Interesting that you post this now - I have drafted a piece on by blog about writing practice, and will probably post it on Friday. Great minds, and all that!
I've always avoided stuff like morning pages, considering that if I had the time to do that I should be spending it on my WIP.
But Sue Grafton is so prolific that that simply cannot be true.
I'm due to sub the latest draft of book five to my ed before the end beginning of August (yeah I know when that is....). Perhaps I could benefit from morning pages in August when I'm free?
HB x
Jo, that's synchronicity! :)
Helen, try it. You never know!
In her interview, Grafton gives examples from her journal. After the initial 'mental grime' she's really immersed in her plot, asking questions about what could happen next, noticing that she needs a bit more tension in this spot, working out how to get a character from here to here.
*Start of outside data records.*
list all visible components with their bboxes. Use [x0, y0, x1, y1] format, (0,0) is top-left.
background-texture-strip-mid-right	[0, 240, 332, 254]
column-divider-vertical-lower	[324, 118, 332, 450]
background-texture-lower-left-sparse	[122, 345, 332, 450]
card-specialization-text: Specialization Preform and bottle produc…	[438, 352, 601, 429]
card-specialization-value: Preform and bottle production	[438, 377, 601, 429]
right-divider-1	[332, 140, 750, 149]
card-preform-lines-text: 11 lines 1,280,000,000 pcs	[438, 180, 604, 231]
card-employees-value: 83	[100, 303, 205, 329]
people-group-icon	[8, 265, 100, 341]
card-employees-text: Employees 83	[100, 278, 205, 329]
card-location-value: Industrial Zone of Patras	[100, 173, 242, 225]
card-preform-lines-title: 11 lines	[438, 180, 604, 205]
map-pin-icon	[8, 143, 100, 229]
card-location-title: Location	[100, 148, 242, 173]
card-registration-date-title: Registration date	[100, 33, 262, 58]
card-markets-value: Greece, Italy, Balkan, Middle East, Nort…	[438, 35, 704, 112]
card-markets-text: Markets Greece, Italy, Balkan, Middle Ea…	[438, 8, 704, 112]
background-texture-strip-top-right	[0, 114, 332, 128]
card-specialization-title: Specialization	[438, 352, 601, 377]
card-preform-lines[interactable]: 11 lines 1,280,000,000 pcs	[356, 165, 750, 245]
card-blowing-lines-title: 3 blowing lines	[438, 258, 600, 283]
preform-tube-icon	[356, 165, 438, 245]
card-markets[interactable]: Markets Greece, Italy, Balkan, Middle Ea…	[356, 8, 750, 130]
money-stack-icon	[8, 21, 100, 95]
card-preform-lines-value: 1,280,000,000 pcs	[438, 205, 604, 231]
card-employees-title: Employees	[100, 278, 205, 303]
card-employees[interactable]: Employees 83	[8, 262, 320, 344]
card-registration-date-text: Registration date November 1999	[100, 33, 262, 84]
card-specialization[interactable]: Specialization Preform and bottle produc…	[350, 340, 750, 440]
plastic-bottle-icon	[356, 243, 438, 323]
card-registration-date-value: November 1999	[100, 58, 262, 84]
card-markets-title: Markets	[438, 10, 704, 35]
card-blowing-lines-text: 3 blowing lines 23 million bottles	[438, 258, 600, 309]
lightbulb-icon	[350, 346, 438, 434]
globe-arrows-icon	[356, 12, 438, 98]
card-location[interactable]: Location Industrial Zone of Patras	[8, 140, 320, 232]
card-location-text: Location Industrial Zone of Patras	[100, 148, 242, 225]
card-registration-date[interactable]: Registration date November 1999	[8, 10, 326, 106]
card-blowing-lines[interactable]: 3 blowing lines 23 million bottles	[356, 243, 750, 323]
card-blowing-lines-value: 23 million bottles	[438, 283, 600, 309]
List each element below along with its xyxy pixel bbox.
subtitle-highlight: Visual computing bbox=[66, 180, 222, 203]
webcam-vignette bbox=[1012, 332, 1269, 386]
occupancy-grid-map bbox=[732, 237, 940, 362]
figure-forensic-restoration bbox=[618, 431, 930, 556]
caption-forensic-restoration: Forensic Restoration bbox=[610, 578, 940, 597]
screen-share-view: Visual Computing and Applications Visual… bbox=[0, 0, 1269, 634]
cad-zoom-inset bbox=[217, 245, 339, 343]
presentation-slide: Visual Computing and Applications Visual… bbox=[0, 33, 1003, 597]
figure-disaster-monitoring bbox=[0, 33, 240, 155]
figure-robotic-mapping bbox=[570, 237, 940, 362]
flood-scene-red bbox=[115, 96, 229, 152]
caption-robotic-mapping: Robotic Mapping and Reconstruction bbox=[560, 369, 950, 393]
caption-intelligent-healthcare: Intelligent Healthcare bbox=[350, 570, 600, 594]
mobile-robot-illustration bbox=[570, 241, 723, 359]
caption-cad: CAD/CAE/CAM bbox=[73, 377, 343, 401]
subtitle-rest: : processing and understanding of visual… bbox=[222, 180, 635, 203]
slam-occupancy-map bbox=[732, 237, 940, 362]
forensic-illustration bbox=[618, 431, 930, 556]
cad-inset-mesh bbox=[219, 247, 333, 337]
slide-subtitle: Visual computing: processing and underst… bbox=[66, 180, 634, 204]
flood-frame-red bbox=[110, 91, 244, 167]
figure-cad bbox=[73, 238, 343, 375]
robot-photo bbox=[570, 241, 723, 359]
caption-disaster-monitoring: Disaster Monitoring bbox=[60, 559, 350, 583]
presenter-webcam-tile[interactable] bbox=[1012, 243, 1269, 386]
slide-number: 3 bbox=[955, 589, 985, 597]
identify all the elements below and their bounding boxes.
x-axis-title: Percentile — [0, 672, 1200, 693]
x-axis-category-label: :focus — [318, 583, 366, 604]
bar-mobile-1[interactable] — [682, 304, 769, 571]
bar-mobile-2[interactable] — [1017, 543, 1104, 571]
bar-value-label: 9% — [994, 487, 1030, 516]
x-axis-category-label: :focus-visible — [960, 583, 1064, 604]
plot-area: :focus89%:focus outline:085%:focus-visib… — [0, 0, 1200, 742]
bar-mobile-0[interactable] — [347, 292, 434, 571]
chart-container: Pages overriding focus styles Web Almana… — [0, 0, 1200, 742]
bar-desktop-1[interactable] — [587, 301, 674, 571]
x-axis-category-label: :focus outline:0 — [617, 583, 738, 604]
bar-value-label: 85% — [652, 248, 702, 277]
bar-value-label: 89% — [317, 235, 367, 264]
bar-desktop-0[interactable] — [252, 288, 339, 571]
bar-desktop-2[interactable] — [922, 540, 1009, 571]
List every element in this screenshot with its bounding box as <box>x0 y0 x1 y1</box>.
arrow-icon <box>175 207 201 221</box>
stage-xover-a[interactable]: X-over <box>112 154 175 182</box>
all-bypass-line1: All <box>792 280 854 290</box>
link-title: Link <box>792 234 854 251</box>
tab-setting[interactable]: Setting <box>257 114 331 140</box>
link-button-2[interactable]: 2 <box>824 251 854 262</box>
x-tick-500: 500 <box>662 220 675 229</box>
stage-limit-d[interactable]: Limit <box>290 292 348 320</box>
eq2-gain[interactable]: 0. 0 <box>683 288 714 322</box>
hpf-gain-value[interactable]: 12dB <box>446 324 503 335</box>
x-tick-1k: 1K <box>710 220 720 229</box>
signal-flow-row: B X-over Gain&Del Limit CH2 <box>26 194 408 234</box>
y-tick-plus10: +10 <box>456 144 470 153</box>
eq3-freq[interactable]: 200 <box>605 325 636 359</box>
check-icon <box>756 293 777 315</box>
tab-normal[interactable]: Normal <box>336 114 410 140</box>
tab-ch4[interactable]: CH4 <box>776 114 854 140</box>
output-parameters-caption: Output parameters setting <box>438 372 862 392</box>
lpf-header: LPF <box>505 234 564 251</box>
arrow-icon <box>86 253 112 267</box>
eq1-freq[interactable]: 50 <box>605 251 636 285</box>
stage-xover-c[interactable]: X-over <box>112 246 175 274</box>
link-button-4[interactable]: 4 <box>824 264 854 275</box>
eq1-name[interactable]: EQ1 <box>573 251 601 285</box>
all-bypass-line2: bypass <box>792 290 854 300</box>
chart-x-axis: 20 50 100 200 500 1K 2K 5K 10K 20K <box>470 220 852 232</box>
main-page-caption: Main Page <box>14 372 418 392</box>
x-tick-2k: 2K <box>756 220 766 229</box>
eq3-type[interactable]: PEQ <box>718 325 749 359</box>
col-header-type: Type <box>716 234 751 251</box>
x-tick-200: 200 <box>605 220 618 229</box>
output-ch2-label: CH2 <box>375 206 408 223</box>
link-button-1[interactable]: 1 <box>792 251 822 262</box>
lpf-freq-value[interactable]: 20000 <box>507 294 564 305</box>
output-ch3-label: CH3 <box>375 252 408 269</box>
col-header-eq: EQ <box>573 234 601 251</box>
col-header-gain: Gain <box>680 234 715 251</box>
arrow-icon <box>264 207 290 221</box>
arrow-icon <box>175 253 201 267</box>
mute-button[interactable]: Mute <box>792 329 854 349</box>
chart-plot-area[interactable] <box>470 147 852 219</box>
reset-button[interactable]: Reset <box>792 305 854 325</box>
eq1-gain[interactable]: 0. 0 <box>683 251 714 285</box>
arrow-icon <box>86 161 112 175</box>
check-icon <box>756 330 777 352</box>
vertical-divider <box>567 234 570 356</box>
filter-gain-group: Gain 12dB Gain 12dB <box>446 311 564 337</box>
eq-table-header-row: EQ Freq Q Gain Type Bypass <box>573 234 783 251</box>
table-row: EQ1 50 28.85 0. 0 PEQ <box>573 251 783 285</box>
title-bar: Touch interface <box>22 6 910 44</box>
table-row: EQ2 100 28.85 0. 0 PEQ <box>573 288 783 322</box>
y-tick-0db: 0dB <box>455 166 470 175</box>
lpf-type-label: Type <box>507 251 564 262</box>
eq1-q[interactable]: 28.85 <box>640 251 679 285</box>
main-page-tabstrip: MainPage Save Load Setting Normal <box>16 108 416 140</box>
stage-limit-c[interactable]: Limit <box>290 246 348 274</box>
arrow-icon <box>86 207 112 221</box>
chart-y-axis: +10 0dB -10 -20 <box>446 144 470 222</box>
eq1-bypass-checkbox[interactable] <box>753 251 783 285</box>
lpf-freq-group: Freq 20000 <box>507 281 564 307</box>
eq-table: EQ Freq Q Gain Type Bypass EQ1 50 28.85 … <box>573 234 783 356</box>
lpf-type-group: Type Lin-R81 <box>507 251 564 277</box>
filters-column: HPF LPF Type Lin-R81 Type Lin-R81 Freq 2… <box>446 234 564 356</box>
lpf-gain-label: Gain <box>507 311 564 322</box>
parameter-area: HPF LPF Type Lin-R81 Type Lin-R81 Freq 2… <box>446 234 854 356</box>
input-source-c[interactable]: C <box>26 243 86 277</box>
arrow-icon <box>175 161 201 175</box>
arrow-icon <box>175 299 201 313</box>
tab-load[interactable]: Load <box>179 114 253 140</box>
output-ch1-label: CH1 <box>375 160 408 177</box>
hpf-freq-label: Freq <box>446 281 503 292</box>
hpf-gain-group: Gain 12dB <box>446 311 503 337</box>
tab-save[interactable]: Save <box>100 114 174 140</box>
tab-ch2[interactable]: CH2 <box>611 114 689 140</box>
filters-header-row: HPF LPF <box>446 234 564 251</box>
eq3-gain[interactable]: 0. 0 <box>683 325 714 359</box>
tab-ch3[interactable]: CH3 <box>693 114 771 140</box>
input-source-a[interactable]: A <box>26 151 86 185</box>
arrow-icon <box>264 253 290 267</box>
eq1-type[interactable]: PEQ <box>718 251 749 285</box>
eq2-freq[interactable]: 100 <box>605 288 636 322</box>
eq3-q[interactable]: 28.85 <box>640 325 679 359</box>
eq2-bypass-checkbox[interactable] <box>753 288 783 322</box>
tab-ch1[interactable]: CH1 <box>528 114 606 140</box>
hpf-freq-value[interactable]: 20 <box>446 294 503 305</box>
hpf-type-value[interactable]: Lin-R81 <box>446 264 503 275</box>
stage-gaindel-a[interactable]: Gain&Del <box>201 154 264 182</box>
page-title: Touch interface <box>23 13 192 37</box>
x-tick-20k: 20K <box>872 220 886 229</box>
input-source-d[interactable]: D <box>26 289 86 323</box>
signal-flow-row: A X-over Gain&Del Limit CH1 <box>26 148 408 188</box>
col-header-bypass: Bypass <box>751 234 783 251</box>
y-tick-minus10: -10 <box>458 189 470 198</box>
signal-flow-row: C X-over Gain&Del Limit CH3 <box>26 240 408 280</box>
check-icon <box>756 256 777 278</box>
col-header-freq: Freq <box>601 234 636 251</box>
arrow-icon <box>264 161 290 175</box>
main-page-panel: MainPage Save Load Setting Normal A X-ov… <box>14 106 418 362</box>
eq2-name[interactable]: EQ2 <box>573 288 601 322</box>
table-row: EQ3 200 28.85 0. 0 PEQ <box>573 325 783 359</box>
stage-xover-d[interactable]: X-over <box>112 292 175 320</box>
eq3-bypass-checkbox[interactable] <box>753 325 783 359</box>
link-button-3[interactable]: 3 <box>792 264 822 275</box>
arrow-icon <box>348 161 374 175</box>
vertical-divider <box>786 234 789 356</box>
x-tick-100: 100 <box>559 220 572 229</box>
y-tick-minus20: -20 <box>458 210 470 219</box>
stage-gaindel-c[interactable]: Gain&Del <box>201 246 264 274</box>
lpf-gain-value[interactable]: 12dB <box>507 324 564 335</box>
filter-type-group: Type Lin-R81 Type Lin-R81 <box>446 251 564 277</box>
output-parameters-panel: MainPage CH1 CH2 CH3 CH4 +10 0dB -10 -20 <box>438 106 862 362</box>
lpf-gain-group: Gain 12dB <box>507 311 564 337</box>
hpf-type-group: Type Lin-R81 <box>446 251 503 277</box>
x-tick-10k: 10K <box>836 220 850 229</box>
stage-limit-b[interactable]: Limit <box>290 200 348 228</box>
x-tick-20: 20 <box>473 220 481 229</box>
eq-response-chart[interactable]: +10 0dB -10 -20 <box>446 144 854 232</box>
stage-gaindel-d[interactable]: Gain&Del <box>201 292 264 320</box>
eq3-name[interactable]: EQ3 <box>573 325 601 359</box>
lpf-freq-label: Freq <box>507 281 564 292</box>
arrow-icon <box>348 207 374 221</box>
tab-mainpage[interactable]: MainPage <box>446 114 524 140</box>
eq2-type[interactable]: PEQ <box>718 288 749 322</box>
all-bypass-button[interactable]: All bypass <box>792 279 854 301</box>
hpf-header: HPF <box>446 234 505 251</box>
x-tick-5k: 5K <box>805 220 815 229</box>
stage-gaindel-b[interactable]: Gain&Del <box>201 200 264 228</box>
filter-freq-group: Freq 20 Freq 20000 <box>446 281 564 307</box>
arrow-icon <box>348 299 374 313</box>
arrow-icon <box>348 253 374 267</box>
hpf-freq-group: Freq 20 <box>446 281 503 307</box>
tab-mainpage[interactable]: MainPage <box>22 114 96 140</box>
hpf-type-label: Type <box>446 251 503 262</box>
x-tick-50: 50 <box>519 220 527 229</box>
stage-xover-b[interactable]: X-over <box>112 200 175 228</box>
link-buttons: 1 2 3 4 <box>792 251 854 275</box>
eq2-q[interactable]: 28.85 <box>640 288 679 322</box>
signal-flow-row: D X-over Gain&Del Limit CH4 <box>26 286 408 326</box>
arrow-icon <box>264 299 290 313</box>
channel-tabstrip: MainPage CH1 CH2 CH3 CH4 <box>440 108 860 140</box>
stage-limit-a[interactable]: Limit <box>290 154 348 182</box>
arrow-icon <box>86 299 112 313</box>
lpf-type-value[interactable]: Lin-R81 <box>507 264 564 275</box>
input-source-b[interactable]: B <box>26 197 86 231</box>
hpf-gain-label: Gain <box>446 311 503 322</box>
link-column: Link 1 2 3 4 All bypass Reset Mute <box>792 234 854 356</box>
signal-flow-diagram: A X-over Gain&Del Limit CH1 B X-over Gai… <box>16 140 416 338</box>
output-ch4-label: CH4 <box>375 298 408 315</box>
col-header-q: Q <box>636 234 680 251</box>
It's fascinating.
Susiex
Susie, I'm so glad you wrote this, I now feel I have proper permission to clear my mind of annoying irritations (of which there are MANY first thing of a morning, which can't be healthy)in a professional way and dispose of them properly - and you're right, when I have started a moaning missive about 3/4 of the way through a light begins to emerge - synchronicity indeed!
Oh, really glad to hear this, Debs. It does help to get the grime out of the way. It's like mental cloud that hides the blue sky/sun. If that doesn't sound too cheesy...
Susiex
I think I'd stop reading stuff that went on about emotional tethers, etc, but I was intrigued to read this piece to learn what someone else does with journals. From time to time I throw mine away , and I'm about to dispense with another dozen or so. I realised a while back that I never re-read or consult them. So I suppose they became just 'practice writing', similar to the notebooks filled with Chinese and Spanish from my language studies. Just recently I'm taken up by the idea of journal-writing in Spanish and Chinese, just a few paragraphs, but for the same reason - to practise.